5. Enhanced data analytics

Operations research has long been a specialty area within industrial engineering. It involves the development and application of mathematical models that aim to describe and/or improve real or theoretical systems [1]. This generally involves mathematical optimization to support the decision-making process. For example, the case study provided by Drs. Berhan and Kitaw presents a classic application of linear programming. Subsequent chapters in this section note the development and usage of more sophisticated mathematical models and logic, and their leveraging via computer-based platforms. As data volume, variety and speed of updating increases to support increasingly more complex problems, this linkage of these sophisticated models and computer platforms has evolved into the field of data analytics [9]. Data analytics encompasses such enhanced areas as machine learning concepts, and predictive and prescriptive models.

6. Emergence of industry 4.0

The nexus of these three trends leads to the emergence of what has been termed “Industry 4.0”. As noted by Amaba et al. [10], “the terms “Industry 4.0” and “Manufacturing 4.0″ describe the fourth wave of the Industrial Revolution.” Each phase was driven by unique technological advances. Industry 1.0 was based on steam power to drive production machines. Industry 2.0 harnessed electricity, mass production and labor division. Industry 3.0 was driven by “computer automation and the use of electronics and IT to further automate production with robotic machines that augmented or replaced operators” [10].

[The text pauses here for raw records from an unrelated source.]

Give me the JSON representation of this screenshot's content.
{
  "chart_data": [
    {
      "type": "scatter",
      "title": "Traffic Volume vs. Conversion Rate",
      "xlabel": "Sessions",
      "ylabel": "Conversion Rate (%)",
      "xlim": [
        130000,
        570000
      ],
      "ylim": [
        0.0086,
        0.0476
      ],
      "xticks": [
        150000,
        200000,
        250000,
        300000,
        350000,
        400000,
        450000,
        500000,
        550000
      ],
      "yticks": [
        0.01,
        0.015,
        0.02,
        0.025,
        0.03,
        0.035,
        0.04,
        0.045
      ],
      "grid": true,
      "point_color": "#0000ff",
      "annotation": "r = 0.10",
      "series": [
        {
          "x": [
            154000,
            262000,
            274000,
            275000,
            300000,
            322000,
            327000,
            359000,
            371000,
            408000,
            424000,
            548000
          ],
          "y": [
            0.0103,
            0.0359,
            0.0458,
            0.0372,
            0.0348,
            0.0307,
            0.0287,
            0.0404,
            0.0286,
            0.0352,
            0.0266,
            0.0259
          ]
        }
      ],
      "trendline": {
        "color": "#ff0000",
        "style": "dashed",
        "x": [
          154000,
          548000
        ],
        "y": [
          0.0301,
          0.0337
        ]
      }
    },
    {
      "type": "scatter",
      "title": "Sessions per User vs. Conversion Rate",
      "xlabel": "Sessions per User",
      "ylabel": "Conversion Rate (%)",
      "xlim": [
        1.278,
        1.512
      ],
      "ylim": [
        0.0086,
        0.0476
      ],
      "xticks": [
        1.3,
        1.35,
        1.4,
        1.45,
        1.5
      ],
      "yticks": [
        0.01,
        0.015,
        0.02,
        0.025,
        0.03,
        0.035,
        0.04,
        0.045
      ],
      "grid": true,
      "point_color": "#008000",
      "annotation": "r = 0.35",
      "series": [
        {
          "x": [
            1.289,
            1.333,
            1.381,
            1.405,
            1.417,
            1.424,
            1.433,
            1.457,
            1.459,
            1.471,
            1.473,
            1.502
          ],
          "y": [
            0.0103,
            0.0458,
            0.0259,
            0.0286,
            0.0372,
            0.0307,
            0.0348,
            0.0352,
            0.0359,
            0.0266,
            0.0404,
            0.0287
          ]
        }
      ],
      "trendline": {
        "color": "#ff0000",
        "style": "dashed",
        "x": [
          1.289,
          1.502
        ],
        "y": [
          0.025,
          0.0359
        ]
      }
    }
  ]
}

The rise of Industry 4.0 is achieved by integrating digital systems with physical systems (i.e. a cyber physical integration) across the value chain to achieve intelligent manufacturing operations, otherwise known as “the smart factory.” Technologies supporting Industry 4.0 include [11]:

• Artificial intelligence and machine learning

• Internet of Things

• Additive manufacturing

• Cloud computing

• Big data analytics

An internet-of-things (IoT) enabled device, broadly defined, is a device connected to the internet, allowing users to access its data and to control its functions remotely [10]. For example, in manufacturing systems, data can be collected from all of the factory workstations to make system operations transparent and enable smart operation decisions to improve various key performance measures [11]. With IoT, a large amount of data from multiple similar subjects/devices/machines are available in real time. The dimension and volume of the data collected is often very large and contains data of different and diverse types. These features set forth the need to rethink many traditional predictive and prescriptive methods to adapt to the unique data features collected, and real-time predictions and decisions often at very high frequencies [12].

7. Summary

For over a century, industrial engineering has arguably been responsible for much of the economic progress in the manufacturing and service industries. Industrial engineering serves people and can lead all workers to improved productivity and to a higher standard of living. The needs for change and continuous improvement are too important, and there is no other profession with the breadth of industrial engineering available to meet them. Of particular importance is the range of directions which the profession can follow. Many threads about the future have been woven into this chapter. Subsequent chapters in this book will illustrate the full range of industrial engineering possibilities.